As the COVID-19 cases continue to rise globally, the National Medical Products Administration of China has approved the first-ever antiviral medicine called Favilavir. This medicine is said to possibly treat the now-declared pandemic illness.
Over the weekend, Taizhou's city government announced that Favilavir, which was initially formulated by a Chinese-owned pharmaceutical firm, is the first medicine authorized to stop the widespread of this fatal illness. At present, this drug is being promoted with the label, Avigan.
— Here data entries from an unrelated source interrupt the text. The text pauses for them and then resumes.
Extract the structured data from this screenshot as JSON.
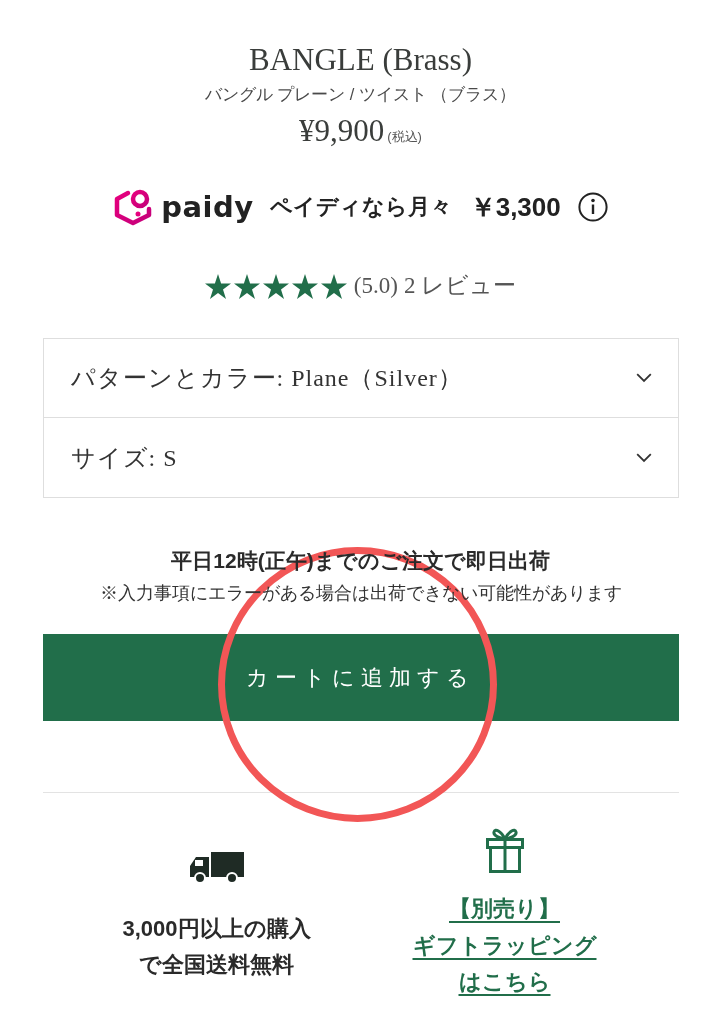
{
  "product": {
    "title": "BANGLE (Brass)",
    "subtitle": "バングル プレーン / ツイスト （ブラス）",
    "price": "¥9,900",
    "tax_note": "(税込)"
  },
  "installment": {
    "brand": "paidy",
    "label": "ペイディなら月々",
    "amount": "￥3,300"
  },
  "rating": {
    "stars": 5,
    "score": "(5.0)",
    "reviews": "2 レビュー"
  },
  "options": [
    {
      "text": "パターンとカラー: Plane（Silver）"
    },
    {
      "text": "サイズ: S"
    }
  ],
  "shipping_notice": {
    "headline": "平日12時(正午)までのご注文で即日出荷",
    "note": "※入力事項にエラーがある場合は出荷できない可能性があります"
  },
  "add_to_cart": "カートに追加する",
  "features": [
    {
      "kind": "shipping",
      "lines": [
        "3,000円以上の購入",
        "で全国送料無料"
      ]
    },
    {
      "kind": "gift",
      "lines": [
        "【別売り】",
        "ギフトラッピング",
        "はこちら"
      ]
    }
  ],
  "annotations": [
    {
      "kind": "circle"
    }
  ]
}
According to the Ministry of Science and Technology of China, the Favilavir of Hisun Pharmaceutical is among the three drugs that have presented results for hindering COVID-19 (in initial trials) from spreading and further damaging the health of the people worldwide.
Relatively, this drug was tested in a then, the ongoing clinical test being held in Shenzhen, Guangdong Province which engaged around 70 patients, after which it was discovered to be possibly effective in COVID-19 treatments, though some minor effects had also been recorded. At present, the generic version of Faviliavir is being mass-produced in China.

How the Favilavir Works

Despite the potential effectiveness and present mass production of the Favilavir, the drug has yet to be approved by the U.S. Food and Drug Administration (FDA) to be regarded as an effective treatment medicine for coronavirus. There are three facts, a recently written article indicated, which the public should know about this potential coronavirus drug.  
First is that Favilavir functions as an effective antiviral drug to fight RNA infections by inhibiting the RNA-dependent RNA polymerase or the RdRp. Second is that this drug is mainly taken as an effective treatment for influenza in Japan and China. The third and last is that, presently, trials are being conducted to identify how effective Favilavir is, against COVID-19.

A Promising Drug

It was in February when regulatory officials in China first announced their approval of the antiviral "Favilavir" to be used as a treatment for the COVID-19. The approval, specifically by the National Medical Products Administration, was said to be based on the efficacy of the medicine against the infectious disease in clinical tests that began in response to the still ongoing and worsening outbreak. The medicine was formulated originally to treat "catarrhal, or inflammatory of the throat or nose." 
Meanwhile, another option for an effective medicine for coronavirus called, Remdesivir, is currently being developed by Gilead, a drugmaker in the US.
This was originally intended for Ebola virus treatment. However, Remdesivir was reported to have treated an American who got hit by COVID-19, and this particular patient has now fully recovered. This drug though is still currently going through some clinical tests and has yet to be approved before being considered as an effective and official drug to treat either Ebola virus or COVID-19.
Meanwhile, South Korean doctors have also reported, they have "used the HIV combination drug lopinavir plus ritonavir" which was marketed as "Kaletra," also intended to be successful in treating COVID-19 in a patient who was 55 years old. Research groups in China have also asked former COVID-19 patients who have now fully recovered, to donate their blood plasma to be used possibly as a basis for treatment for the said virus.